In the previous post I talked a bit about how one might build a system which would algorithmically divide the US into 50 states of approximately equal populations.
I've messed around with the problem a bit and developed a very rough approximation. Actually, I don't even feel comfortable calling this an approximation. But it is at least the scaffolding you could build an eventual solution around.
It imports the relevant data from the Census (after a lot of PitA data cleaning) and throws it up on the screen, connecting neighboring counties. Then it picks 50 random counties to be the centers of the states and runs a k-means update on them (weighted by the county populations) to iterate to a better solution. The only wrinkle to a basic clustering is that it uses the population of a state to set a z-coordinate value for each centroid when determining the distance to each point. States with more people in them are represented higher up, making them effectively smaller.

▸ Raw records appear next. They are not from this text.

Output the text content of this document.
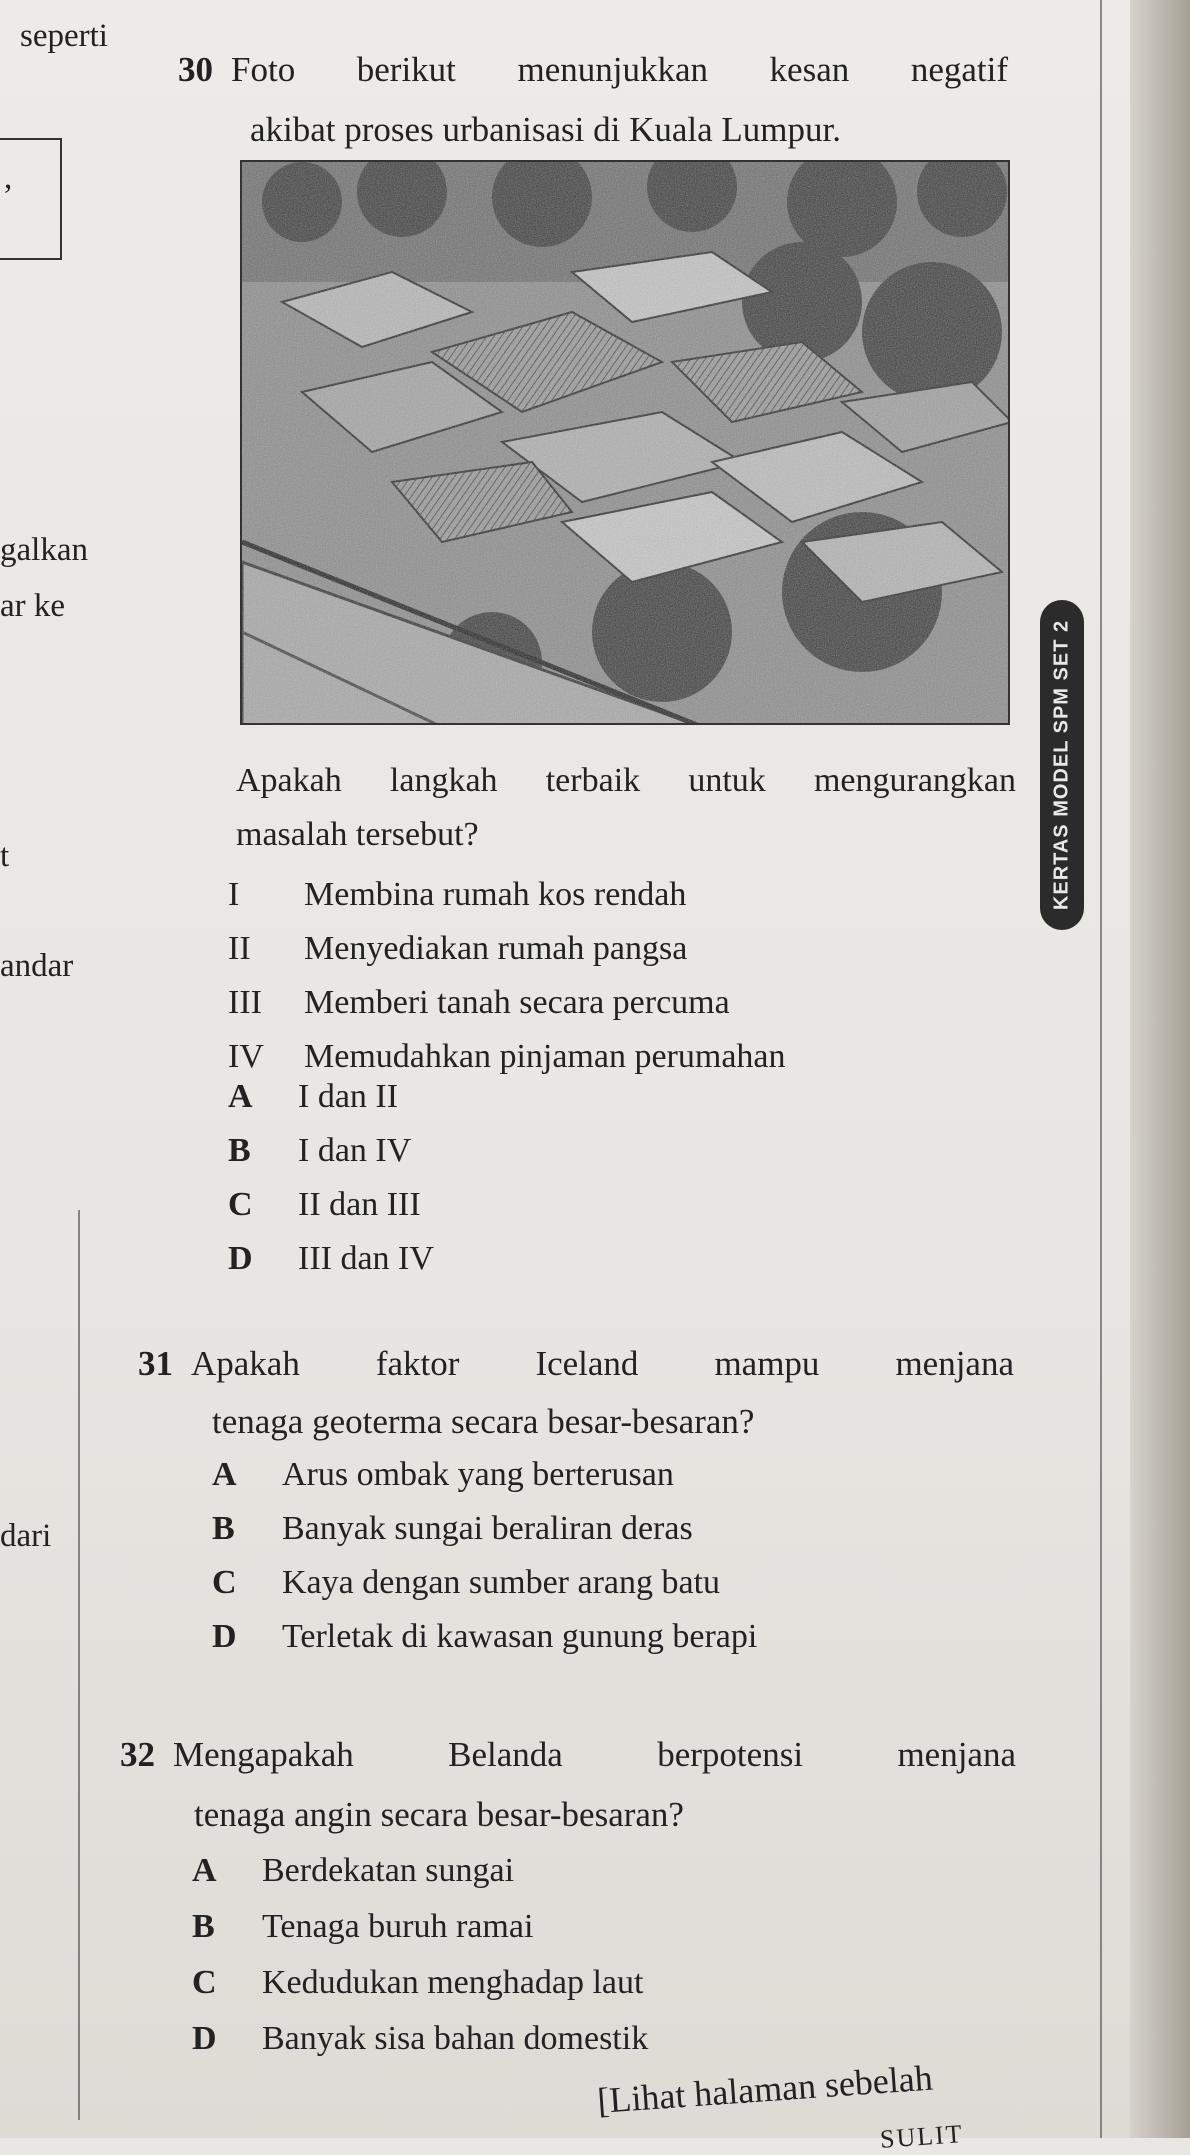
seperti
,
galkan
ar ke
t
andar
dari
30 Foto berikut menunjukkan kesan negatif
akibat proses urbanisasi di Kuala Lumpur.
KERTAS MODEL SPM SET 2
Apakah langkah terbaik untuk mengurangkan
masalah tersebut?
I Membina rumah kos rendah
II Menyediakan rumah pangsa
III Memberi tanah secara percuma
IV Memudahkan pinjaman perumahan
A I dan II
B I dan IV
C II dan III
D III dan IV
31 Apakah faktor Iceland mampu menjana
tenaga geoterma secara besar-besaran?
A Arus ombak yang berterusan
B Banyak sungai beraliran deras
C Kaya dengan sumber arang batu
D Terletak di kawasan gunung berapi
32 Mengapakah Belanda berpotensi menjana
tenaga angin secara besar-besaran?
A Berdekatan sungai
B Tenaga buruh ramai
C Kedudukan menghadap laut
D Banyak sisa bahan domestik
[Lihat halaman sebelah
SULIT
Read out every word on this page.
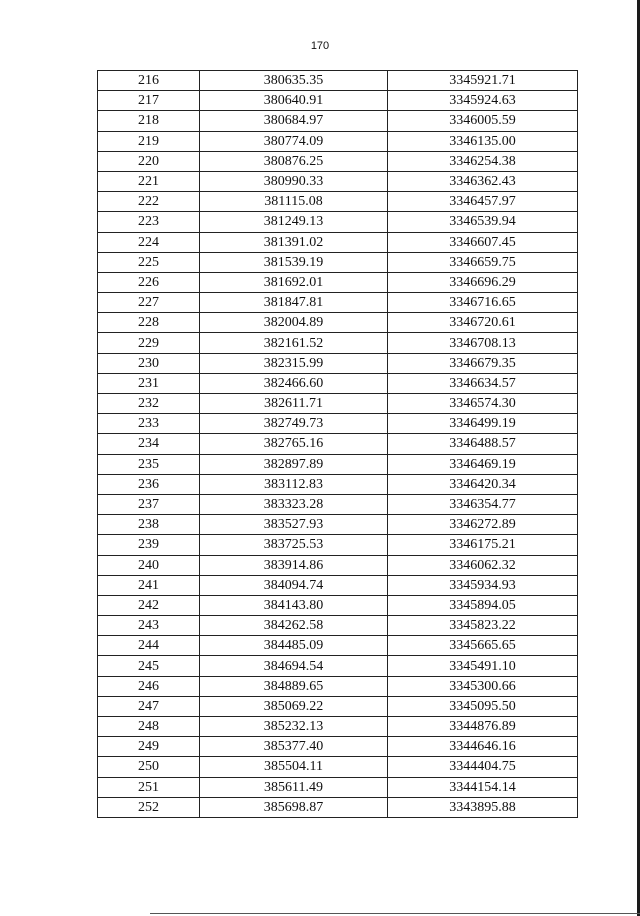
170
216	380635.35	3345921.71
217	380640.91	3345924.63
218	380684.97	3346005.59
219	380774.09	3346135.00
220	380876.25	3346254.38
221	380990.33	3346362.43
222	381115.08	3346457.97
223	381249.13	3346539.94
224	381391.02	3346607.45
225	381539.19	3346659.75
226	381692.01	3346696.29
227	381847.81	3346716.65
228	382004.89	3346720.61
229	382161.52	3346708.13
230	382315.99	3346679.35
231	382466.60	3346634.57
232	382611.71	3346574.30
233	382749.73	3346499.19
234	382765.16	3346488.57
235	382897.89	3346469.19
236	383112.83	3346420.34
237	383323.28	3346354.77
238	383527.93	3346272.89
239	383725.53	3346175.21
240	383914.86	3346062.32
241	384094.74	3345934.93
242	384143.80	3345894.05
243	384262.58	3345823.22
244	384485.09	3345665.65
245	384694.54	3345491.10
246	384889.65	3345300.66
247	385069.22	3345095.50
248	385232.13	3344876.89
249	385377.40	3344646.16
250	385504.11	3344404.75
251	385611.49	3344154.14
252	385698.87	3343895.88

The image above is what you end up with; here's where the system started:
The ratio of the most populous state to the least in America now is 66:1. As simple as this system is, some of the runs I tested on got that ratio down to 11:1.
There's a thousand things to do to this to make it an actual solution to the problem of automatically re-drawing state boundaries. I need to do things from the small (use spherical geometry to accurately calculate the distance between pairs of lat/long coordinates), to the medium (link AK/HI/PR to the mainland better), to the major (balance state populations more explicitly). Nevertheless, I think this is a useful framework in to build some intelligent decision making on top of.